Doughnuts fit right in with a holiday all about oil

You're probably familiar with crispy, salty potato latkes, that classic Hanukkah food that's fried in plenty of oil as a way to commemorate the original Hanukkah miracle. But did you know that since the early 20th century, fried jelly doughnuts have crowded Hanukkah tables as well?

The round, jelly-stuffed, powdered sugar-topped doughnuts known as sufganiyot in Hebrew became a popular Hanukkah treat in the British Mandate of Palestine (modern-day Israel) starting in the late 1920s (via The Atlanta Jewish Times). Prior to that, potato latkes had been the fried delight of choice, but in those years, the jelly doughnuts arrived by way of Poland — where they were called ponchik — and were promoted by a labor federation as a way to create jobs in the Levant. Folks were able to find work making, delivering, and selling the sticky desserts; after all, doughnuts are not that easy to make at home, so people were more apt to buy them.

Sufganiyot were deliberately pushed as a tradition

In the first half of the 20th century, an organization called the Israeli Histadrut sought to integrate Jews further into the fabric of society in British-mandated Palestine. Building on the traditions of Russian socialism, one of its goals to accomplish this was full employment for members of the Jewish community. Enter jelly doughnuts. 

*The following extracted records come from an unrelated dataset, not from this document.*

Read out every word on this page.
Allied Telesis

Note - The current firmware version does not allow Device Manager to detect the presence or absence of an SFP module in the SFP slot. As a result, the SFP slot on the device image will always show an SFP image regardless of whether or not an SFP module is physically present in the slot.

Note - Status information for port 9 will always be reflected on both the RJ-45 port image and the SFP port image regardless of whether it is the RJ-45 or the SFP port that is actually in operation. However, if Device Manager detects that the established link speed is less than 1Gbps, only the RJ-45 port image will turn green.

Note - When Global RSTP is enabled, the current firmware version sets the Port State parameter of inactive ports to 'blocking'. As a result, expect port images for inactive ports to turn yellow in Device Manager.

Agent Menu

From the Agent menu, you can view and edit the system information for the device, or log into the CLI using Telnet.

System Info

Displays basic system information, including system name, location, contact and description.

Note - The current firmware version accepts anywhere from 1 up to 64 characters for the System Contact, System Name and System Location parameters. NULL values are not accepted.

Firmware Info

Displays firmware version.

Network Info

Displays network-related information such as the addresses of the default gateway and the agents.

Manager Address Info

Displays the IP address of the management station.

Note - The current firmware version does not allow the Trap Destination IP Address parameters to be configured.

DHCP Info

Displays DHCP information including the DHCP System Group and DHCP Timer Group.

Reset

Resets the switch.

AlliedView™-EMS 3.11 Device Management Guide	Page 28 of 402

Sufganiyot aren't like latkes; pretty much anyone can make what are essentially grated and fried potato pancakes. Sufganiyot, though, are much trickier, typically requiring a professional baker's skilled hand. The Histadrut knew this and deliberately sought to push them as a "traditional" treat during Hanukkah after the end of autumnal holidays like Rosh Hashanah, Sukkot, and Shemini Atzeret left a dry spell in business for Jewish bakers. After all, if the new Hanukkah Hotness was something you had to go to a professional to get, it meant those professionals would make a lot more money. It worked like a charm, and now sufganiyot are as much a part of Hanukkah tradition as the menorah. This is particularly true in Israel, where 18 million sufganiyot (around three per person) are eaten around the holiday each year. 

A lot of holiday traditions aren't nearly as old as we think

Historically, this isn't all that unusual; many things we think of as holiday "traditions" haven't actually been around that long. Elf on a Shelf has only existed since 2005, ugly sweater parties only appeared in the 1980s, and advent calendars didn't catch on until the 1920s. Canned cranberry sauce on Thanksgiving wasn't a thing until the late 1800s. It makes sense that if Christmas and Thanksgiving holiday traditions are much newer than we'd expect, Hanukkah ones might be as well. 

The tradition ultimately spread to America, where sufganiyot gained traction as a Hanukkah food, likely in no small part due to Jewish contributions to American doughnuts. Now, all manner of inventive recipes for the fritters have appeared, from Israeli-American chef Alon Shaya's baharat-spiced sufganiyot with espresso fudge to Jewish food blogger Amy Kritzer's version stuffed with a chocolate-lime cream. So, in preparation for Hanukkah this year, you might want to bust out some dry yeast, a deep pan, and plenty of oil.